The Alfa Giulia is certainly a relatively light, advanced and powerful saloon offering the kind of material construction, suspension technology and powertrain sophistication that not only brought the Quadrifoglio into the compact executive super saloon segment in a particularly strong position, but which has allowed it to remain competitive with its German rivals for years thereafter. There’s an argument that, given a Mercedes-AMG C63 is no longer V8-powered, the Giulia is more competitive than ever.
The car’s underbody construction is predominantly steel, with aluminium and composites used in places to save weight. All Giulias have aluminium suspension arms and subframes, cast aluminium suspension towers, aluminium doors and wings and a carbonfibre driveshaft.
The Quadrifoglio version adds a carbonfibre bonnet, and there’s an optional carbonfibre roof, as well as a carbonfibre front splitter with active aerodynamic functions.
Alfa Romeo quotes a kerb weight for the Quadrifoglio of 1660kg.
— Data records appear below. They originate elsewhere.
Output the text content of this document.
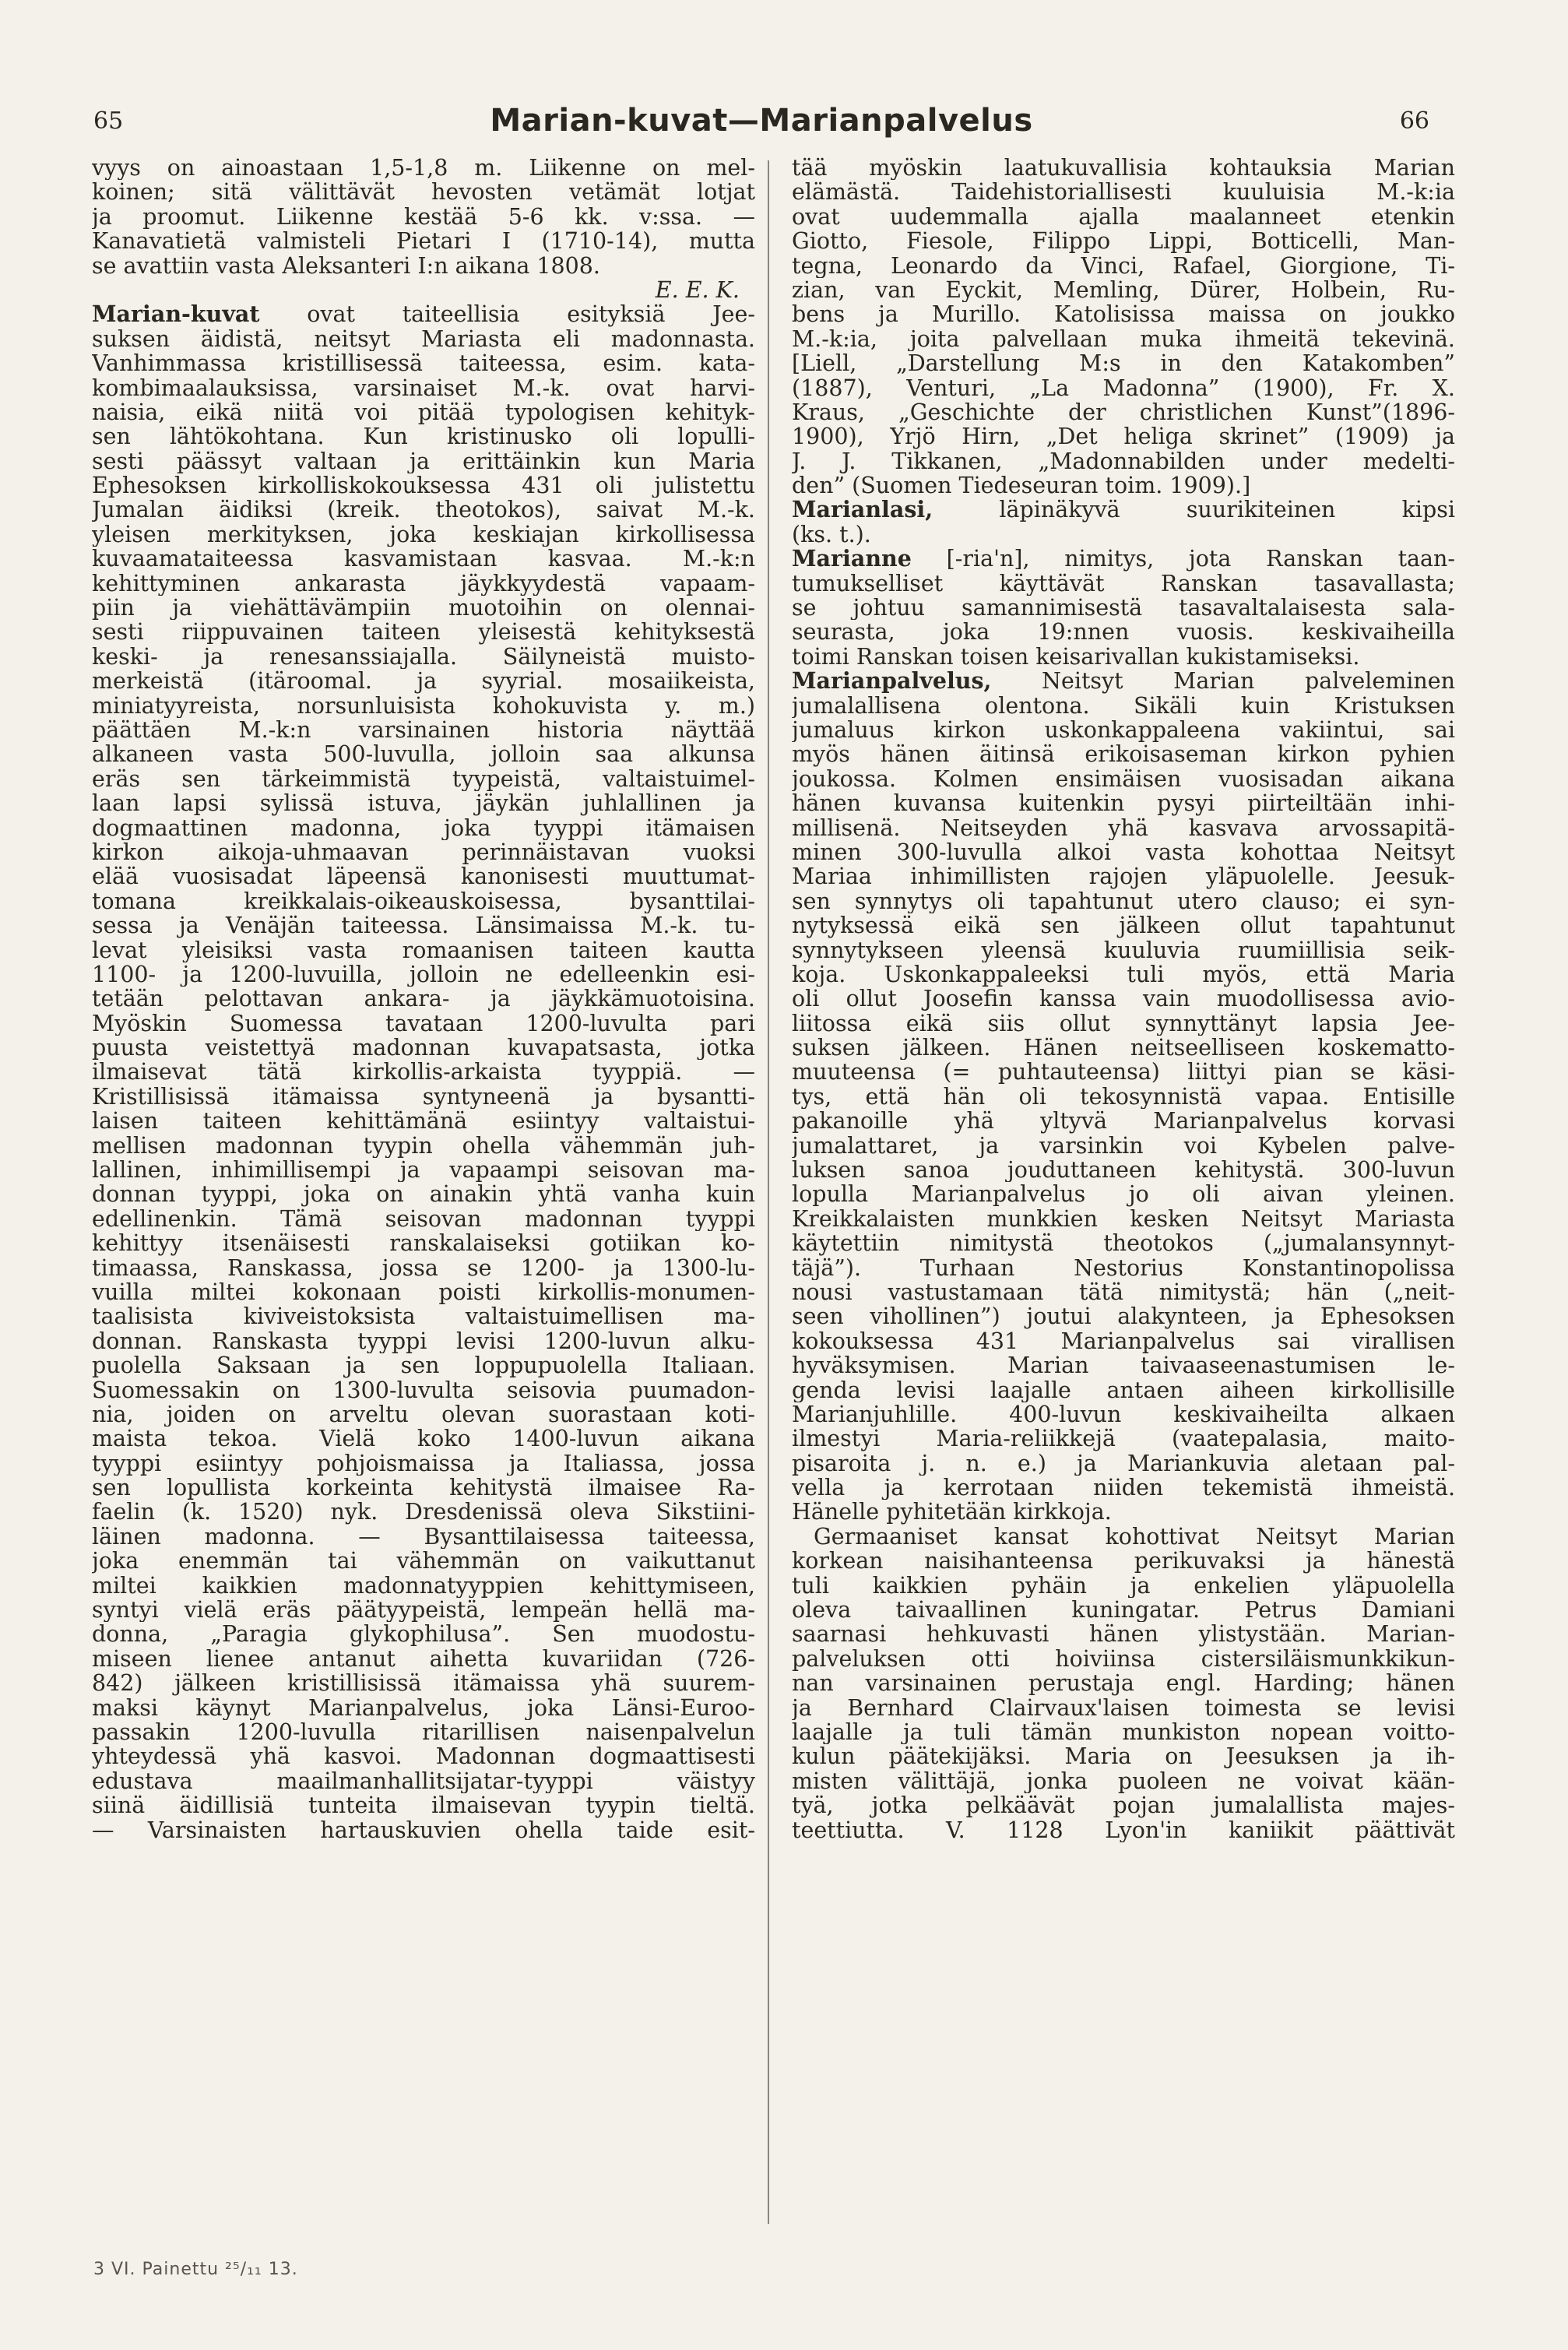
65	Marian-kuvat—Marianpalvelus	66
vyys on ainoastaan 1,5-1,8 m. Liikenne on mel-
koinen; sitä välittävät hevosten vetämät lotjat
ja proomut. Liikenne kestää 5-6 kk. v:ssa. —
Kanavatietä valmisteli Pietari I (1710-14), mutta
se avattiin vasta Aleksanteri I:n aikana 1808.
E. E. K.
Marian-kuvat ovat taiteellisia esityksiä Jee-
suksen äidistä, neitsyt Mariasta eli madonnasta.
Vanhimmassa kristillisessä taiteessa, esim. kata-
kombimaalauksissa, varsinaiset M.-k. ovat harvi-
naisia, eikä niitä voi pitää typologisen kehityk-
sen lähtökohtana. Kun kristinusko oli lopulli-
sesti päässyt valtaan ja erittäinkin kun Maria
Ephesoksen kirkolliskokouksessa 431 oli julistettu
Jumalan äidiksi (kreik. theotokos), saivat M.-k.
yleisen merkityksen, joka keskiajan kirkollisessa
kuvaamataiteessa kasvamistaan kasvaa. M.-k:n
kehittyminen ankarasta jäykkyydestä vapaam-
piin ja viehättävämpiin muotoihin on olennai-
sesti riippuvainen taiteen yleisestä kehityksestä
keski- ja renesanssiajalla. Säilyneistä muisto-
merkeistä (itäroomal. ja syyrial. mosaiikeista,
miniatyyreista, norsunluisista kohokuvista y. m.)
päättäen M.-k:n varsinainen historia näyttää
alkaneen vasta 500-luvulla, jolloin saa alkunsa
eräs sen tärkeimmistä tyypeistä, valtaistuimel-
laan lapsi sylissä istuva, jäykän juhlallinen ja
dogmaattinen madonna, joka tyyppi itämaisen
kirkon aikoja-uhmaavan perinnäistavan vuoksi
elää vuosisadat läpeensä kanonisesti muuttumat-
tomana kreikkalais-oikeauskoisessa, bysanttilai-
sessa ja Venäjän taiteessa. Länsimaissa M.-k. tu-
levat yleisiksi vasta romaanisen taiteen kautta
1100- ja 1200-luvuilla, jolloin ne edelleenkin esi-
tetään pelottavan ankara- ja jäykkämuotoisina.
Myöskin Suomessa tavataan 1200-luvulta pari
puusta veistettyä madonnan kuvapatsasta, jotka
ilmaisevat tätä kirkollis-arkaista tyyppiä. —
Kristillisissä itämaissa syntyneenä ja bysantti-
laisen taiteen kehittämänä esiintyy valtaistui-
mellisen madonnan tyypin ohella vähemmän juh-
lallinen, inhimillisempi ja vapaampi seisovan ma-
donnan tyyppi, joka on ainakin yhtä vanha kuin
edellinenkin. Tämä seisovan madonnan tyyppi
kehittyy itsenäisesti ranskalaiseksi gotiikan ko-
timaassa, Ranskassa, jossa se 1200- ja 1300-lu-
vuilla miltei kokonaan poisti kirkollis-monumen-
taalisista kiviveistoksista valtaistuimellisen ma-
donnan. Ranskasta tyyppi levisi 1200-luvun alku-
puolella Saksaan ja sen loppupuolella Italiaan.
Suomessakin on 1300-luvulta seisovia puumadon-
nia, joiden on arveltu olevan suorastaan koti-
maista tekoa. Vielä koko 1400-luvun aikana
tyyppi esiintyy pohjoismaissa ja Italiassa, jossa
sen lopullista korkeinta kehitystä ilmaisee Ra-
faelin (k. 1520) nyk. Dresdenissä oleva Sikstiini-
läinen madonna. — Bysanttilaisessa taiteessa,
joka enemmän tai vähemmän on vaikuttanut
miltei kaikkien madonnatyyppien kehittymiseen,
syntyi vielä eräs päätyypeistä, lempeän hellä ma-
donna, „Paragia glykophilusa”. Sen muodostu-
miseen lienee antanut aihetta kuvariidan (726-
842) jälkeen kristillisissä itämaissa yhä suurem-
maksi käynyt Marianpalvelus, joka Länsi-Euroo-
passakin 1200-luvulla ritarillisen naisenpalvelun
yhteydessä yhä kasvoi. Madonnan dogmaattisesti
edustava maailmanhallitsijatar-tyyppi väistyy
siinä äidillisiä tunteita ilmaisevan tyypin tieltä.
— Varsinaisten hartauskuvien ohella taide esit-
tää myöskin laatukuvallisia kohtauksia Marian
elämästä. Taidehistoriallisesti kuuluisia M.-k:ia
ovat uudemmalla ajalla maalanneet etenkin
Giotto, Fiesole, Filippo Lippi, Botticelli, Man-
tegna, Leonardo da Vinci, Rafael, Giorgione, Ti-
zian, van Eyckit, Memling, Dürer, Holbein, Ru-
bens ja Murillo. Katolisissa maissa on joukko
M.-k:ia, joita palvellaan muka ihmeitä tekevinä.
[Liell, „Darstellung M:s in den Katakomben”
(1887), Venturi, „La Madonna” (1900), Fr. X.
Kraus, „Geschichte der christlichen Kunst”(1896-
1900), Yrjö Hirn, „Det heliga skrinet” (1909) ja
J. J. Tikkanen, „Madonnabilden under medelti-
den” (Suomen Tiedeseuran toim. 1909).]
Marianlasi, läpinäkyvä suurikiteinen kipsi
(ks. t.).
Marianne [-ria'n], nimitys, jota Ranskan taan-
tumukselliset käyttävät Ranskan tasavallasta;
se johtuu samannimisestä tasavaltalaisesta sala-
seurasta, joka 19:nnen vuosis. keskivaiheilla
toimi Ranskan toisen keisarivallan kukistamiseksi.
Marianpalvelus, Neitsyt Marian palveleminen
jumalallisena olentona. Sikäli kuin Kristuksen
jumaluus kirkon uskonkappaleena vakiintui, sai
myös hänen äitinsä erikoisaseman kirkon pyhien
joukossa. Kolmen ensimäisen vuosisadan aikana
hänen kuvansa kuitenkin pysyi piirteiltään inhi-
millisenä. Neitseyden yhä kasvava arvossapitä-
minen 300-luvulla alkoi vasta kohottaa Neitsyt
Mariaa inhimillisten rajojen yläpuolelle. Jeesuk-
sen synnytys oli tapahtunut utero clauso; ei syn-
nytyksessä eikä sen jälkeen ollut tapahtunut
synnytykseen yleensä kuuluvia ruumiillisia seik-
koja. Uskonkappaleeksi tuli myös, että Maria
oli ollut Joosefin kanssa vain muodollisessa avio-
liitossa eikä siis ollut synnyttänyt lapsia Jee-
suksen jälkeen. Hänen neitseelliseen koskematto-
muuteensa (= puhtauteensa) liittyi pian se käsi-
tys, että hän oli tekosynnistä vapaa. Entisille
pakanoille yhä yltyvä Marianpalvelus korvasi
jumalattaret, ja varsinkin voi Kybelen palve-
luksen sanoa jouduttaneen kehitystä. 300-luvun
lopulla Marianpalvelus jo oli aivan yleinen.
Kreikkalaisten munkkien kesken Neitsyt Mariasta
käytettiin nimitystä theotokos („jumalansynnyt-
täjä”). Turhaan Nestorius Konstantinopolissa
nousi vastustamaan tätä nimitystä; hän („neit-
seen vihollinen”) joutui alakynteen, ja Ephesoksen
kokouksessa 431 Marianpalvelus sai virallisen
hyväksymisen. Marian taivaaseenastumisen le-
genda levisi laajalle antaen aiheen kirkollisille
Marianjuhlille. 400-luvun keskivaiheilta alkaen
ilmestyi Maria-reliikkejä (vaatepalasia, maito-
pisaroita j. n. e.) ja Mariankuvia aletaan pal-
vella ja kerrotaan niiden tekemistä ihmeistä.
Hänelle pyhitetään kirkkoja.
Germaaniset kansat kohottivat Neitsyt Marian
korkean naisihanteensa perikuvaksi ja hänestä
tuli kaikkien pyhäin ja enkelien yläpuolella
oleva taivaallinen kuningatar. Petrus Damiani
saarnasi hehkuvasti hänen ylistystään. Marian-
palveluksen otti hoiviinsa cistersiläismunkkikun-
nan varsinainen perustaja engl. Harding; hänen
ja Bernhard Clairvaux'laisen toimesta se levisi
laajalle ja tuli tämän munkiston nopean voitto-
kulun päätekijäksi. Maria on Jeesuksen ja ih-
misten välittäjä, jonka puoleen ne voivat kään-
tyä, jotka pelkäävät pojan jumalallista majes-
teettiutta. V. 1128 Lyon'in kaniikit päättivät
3 VI. Painettu ²⁵/₁₁ 13.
In 2017 we weighed the car at 1700kg on MIRA proving ground’s scales, making it considerably lighter than the Mercedes-AMG C63 of the time, if less than the BMW M equivalent – though that car’s replacement, the latest M3, is 1805kg, so the Giulia is now respectively even more feathery than it used to be.
Holding up the other end of the Alfa’s power to weight ratio is a twin-turbocharged V6 which, following a 10bhp boost early in 2024, makes 513bhp at 6500rpm and 443lb ft from 2500-5000rpm – the same in the regular Quadrifoglio as in a 100th anniversary edition launched in 2023.